Edit: Here's an explanation of what I mean by bias. Suppose RAND_MAX is 7 and limit is 5. Suppose (if this is a good rand function) that the outputs 0, 1, 2, ..., 7 are all equally likely. Taking rand()%5 would map 0, 1, 2, 3, and 4 to themselves, but map 5, 6, and 7 to 0, 1, and 2. This means the values 0, 1, and 2 are twice as likely to pop up as the values 3 and 4. A similar phenomenon happens if you try to rescale and divide, for instance using rand()*(double)limit/(RAND_MAX+1) Here, 0 and 1 map to 0, 2 and 3 map to 1, 4 maps to 2, 5 and 6 map to 3, and 7 maps to 4.
These effects are somewhat mitigated by the magnitude of RAND_MAX, but they can come back if limit is large. By the way, as others have said, with linear congruence PRNGs (the typical implementation of rand), the low bits tend to behave very badly, so using modular arithmetic when limit is a power of 2 may avoid the bias problem I described (since limit usually divides RAND_MAX+1 evenly in this case), but you run into a different problem in its place.
How about this:
int randomGen(int limit)
{
return rand() % limit;
}
/* ... */
int main()
{
srand(time(NULL));
printf("%d", randomGen(2041));
return 0;
}
Any pseudo-random generator will repeat the values over and over again with some period. C only has rand(), if you use that you should definitively initialize the random seed with srand(). But probably your platform has better than that.
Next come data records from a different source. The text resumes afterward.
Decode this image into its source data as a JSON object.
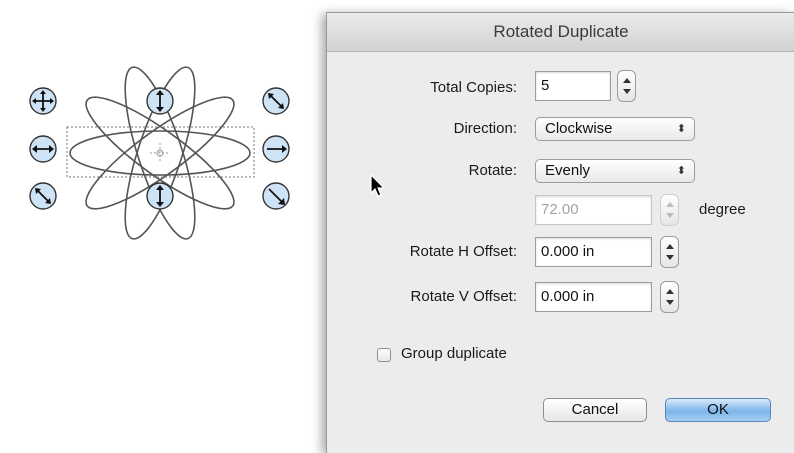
{
  "dialog": {
    "title": "Rotated Duplicate",
    "total_copies": {
      "label": "Total Copies:",
      "value": "5"
    },
    "direction": {
      "label": "Direction:",
      "value": "Clockwise"
    },
    "rotate": {
      "label": "Rotate:",
      "value": "Evenly"
    },
    "angle": {
      "value": "72.00",
      "unit": "degree"
    },
    "h_offset": {
      "label": "Rotate H Offset:",
      "value": "0.000 in"
    },
    "v_offset": {
      "label": "Rotate V Offset:",
      "value": "0.000 in"
    },
    "group_duplicate": {
      "label": "Group duplicate",
      "checked": false
    },
    "cancel_label": "Cancel",
    "ok_label": "OK"
  },
  "colors": {
    "handle_fill": "#cfe3f7",
    "default_button": "#7db5ea"
  },
  "icons": [
    "move-handle-icon",
    "resize-vertical-icon",
    "resize-horizontal-icon",
    "rotate-handle-icon",
    "diagonal-resize-icon",
    "pointer-cursor-icon"
  ]
}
On POSIX systems there is a whole family of functions that you should find under the man drand48 page. They have a well defined period and quality. You probably find what you need, there.
Without explicit knowledge of the random generator of your platform, do not do rand() % max. The low-order bytes of simple random number generators are usually not random at all.
Use instead (returns a number between min inclusive and max non-inclusive):
int randomIntegerInRange(int min, int max)
{
double tmp = (double)rand() / (RAND_MAX - 1.);
return min + (int)floor(tmp * (max - min));
}
Update: The solution above is biased (see comments for explanation), and will likely not produce uniform results. I do not delete it since it is a non natural example of what not to do. Please use rejection methods as recommended elsewhere in this thread.